Just as another visualization aid:

If $x,y>0,$ you can take the log of both sides, and get $\frac{\ln x}{x} = \frac{\ln y}{y}.$ Drawing horizontal lines on the graph of $\frac{\ln x}{x}$ shows that for any positive value of $z \le 1/e,$ there are exactly two values $x,y$ with $\frac{\ln x}{x} = \frac{\ln y}{y} = z.$

- 3 weeks, 2 days ago

Wow, I had been wondering this for a long time. Thanks!

- 3 weeks, 5 days ago

I have updated the note and will continue to update it as my knowledge on this subject improves. I have included some of the restriction on k.
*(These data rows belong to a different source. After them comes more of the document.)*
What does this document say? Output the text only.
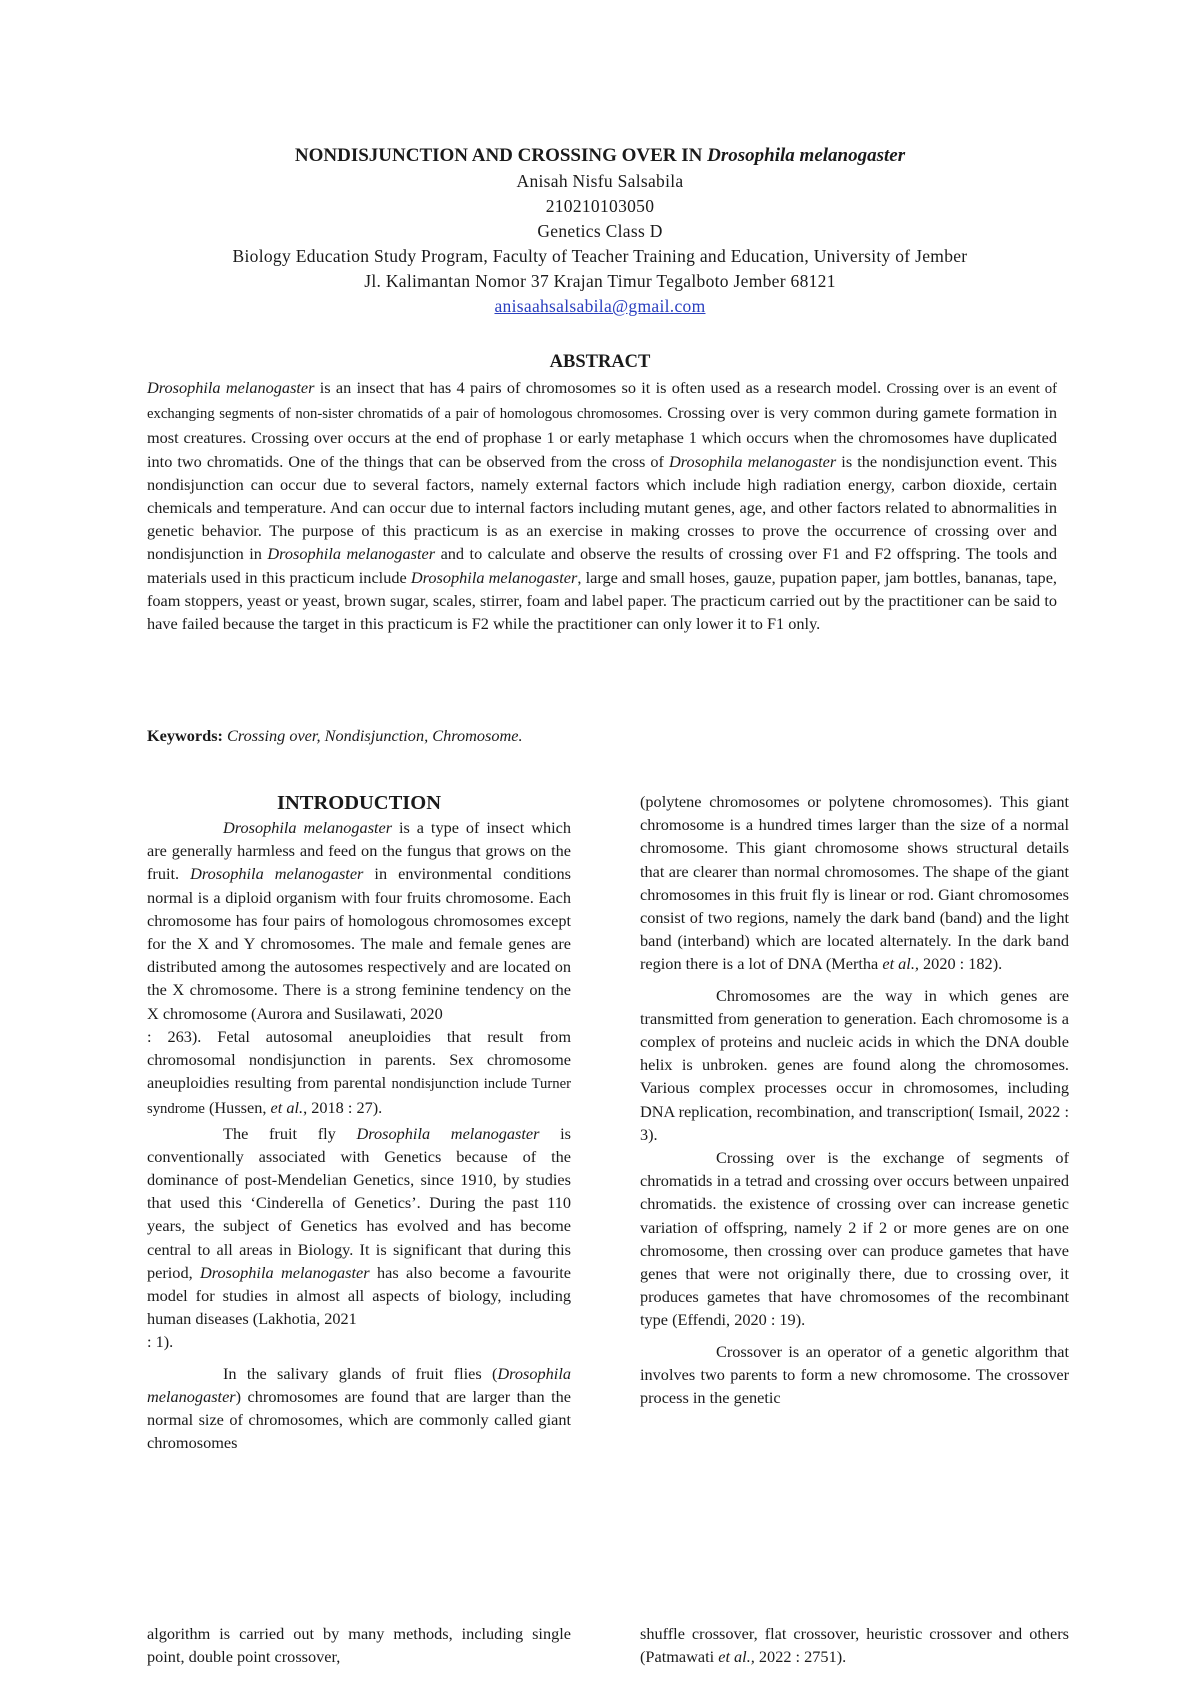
NONDISJUNCTION AND CROSSING OVER IN Drosophila melanogaster

Anisah Nisfu Salsabila
210210103050
Genetics Class D
Biology Education Study Program, Faculty of Teacher Training and Education, University of Jember
Jl. Kalimantan Nomor 37 Krajan Timur Tegalboto Jember 68121
anisaahsalsabila@gmail.com
ABSTRACT

Drosophila melanogaster is an insect that has 4 pairs of chromosomes so it is often used as a research model. Crossing over is an event of exchanging segments of non-sister chromatids of a pair of homologous chromosomes. Crossing over is very common during gamete formation in most creatures. Crossing over occurs at the end of prophase 1 or early metaphase 1 which occurs when the chromosomes have duplicated into two chromatids. One of the things that can be observed from the cross of Drosophila melanogaster is the nondisjunction event. This nondisjunction can occur due to several factors, namely external factors which include high radiation energy, carbon dioxide, certain chemicals and temperature. And can occur due to internal factors including mutant genes, age, and other factors related to abnormalities in genetic behavior. The purpose of this practicum is as an exercise in making crosses to prove the occurrence of crossing over and nondisjunction in Drosophila melanogaster and to calculate and observe the results of crossing over F1 and F2 offspring. The tools and materials used in this practicum include Drosophila melanogaster, large and small hoses, gauze, pupation paper, jam bottles, bananas, tape, foam stoppers, yeast or yeast, brown sugar, scales, stirrer, foam and label paper. The practicum carried out by the practitioner can be said to have failed because the target in this practicum is F2 while the practitioner can only lower it to F1 only.

Keywords: Crossing over, Nondisjunction, Chromosome.

INTRODUCTION

Drosophila melanogaster is a type of insect which are generally harmless and feed on the fungus that grows on the fruit. Drosophila melanogaster in environmental conditions normal is a diploid organism with four fruits chromosome. Each chromosome has four pairs of homologous chromosomes except for the X and Y chromosomes. The male and female genes are distributed among the autosomes respectively and are located on the X chromosome. There is a strong feminine tendency on the X chromosome (Aurora and Susilawati, 2020
: 263). Fetal autosomal aneuploidies that result from chromosomal nondisjunction in parents. Sex chromosome aneuploidies resulting from parental nondisjunction include Turner syndrome (Hussen, et al., 2018 : 27).

The fruit fly Drosophila melanogaster is conventionally associated with Genetics because of the dominance of post-Mendelian Genetics, since 1910, by studies that used this ‘Cinderella of Genetics’. During the past 110 years, the subject of Genetics has evolved and has become central to all areas in Biology. It is significant that during this period, Drosophila melanogaster has also become a favourite model for studies in almost all aspects of biology, including human diseases (Lakhotia, 2021
: 1).

In the salivary glands of fruit flies (Drosophila melanogaster) chromosomes are found that are larger than the normal size of chromosomes, which are commonly called giant chromosomes

(polytene chromosomes or polytene chromosomes). This giant chromosome is a hundred times larger than the size of a normal chromosome. This giant chromosome shows structural details that are clearer than normal chromosomes. The shape of the giant chromosomes in this fruit fly is linear or rod. Giant chromosomes consist of two regions, namely the dark band (band) and the light band (interband) which are located alternately. In the dark band region there is a lot of DNA (Mertha et al., 2020 : 182).

Chromosomes are the way in which genes are transmitted from generation to generation. Each chromosome is a complex of proteins and nucleic acids in which the DNA double helix is unbroken. genes are found along the chromosomes. Various complex processes occur in chromosomes, including DNA replication, recombination, and transcription( Ismail, 2022 : 3).

Crossing over is the exchange of segments of chromatids in a tetrad and crossing over occurs between unpaired chromatids. the existence of crossing over can increase genetic variation of offspring, namely 2 if 2 or more genes are on one chromosome, then crossing over can produce gametes that have genes that were not originally there, due to crossing over, it produces gametes that have chromosomes of the recombinant type (Effendi, 2020 : 19).

Crossover is an operator of a genetic algorithm that involves two parents to form a new chromosome. The crossover process in the genetic

algorithm is carried out by many methods, including single point, double point crossover,

shuffle crossover, flat crossover, heuristic crossover and others (Patmawati et al., 2022 : 2751).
Although I by no means speak authoritatively on this subject. I also have been wondering this for a long time and only recently stumbled upon this solution.

- 3 weeks, 3 days ago

If anyone has a better solution or more complete solution please indulge me.

- 3 weeks, 3 days ago

I concur. I noticed a similar result with the intersections of exponential growth functions and polynomial functions. i.e. x^2 = 2^x. One function is always exponential,either growth or decay, and the other should be a polynomial ,of even or odd degree (which affects end behavior). I didn't exactly try every combination but for the ones I tried I noticed two intersections.

- 2 weeks, 6 days ago

“0^0 is defined as 1” Respect!

- 2 weeks, 4 days ago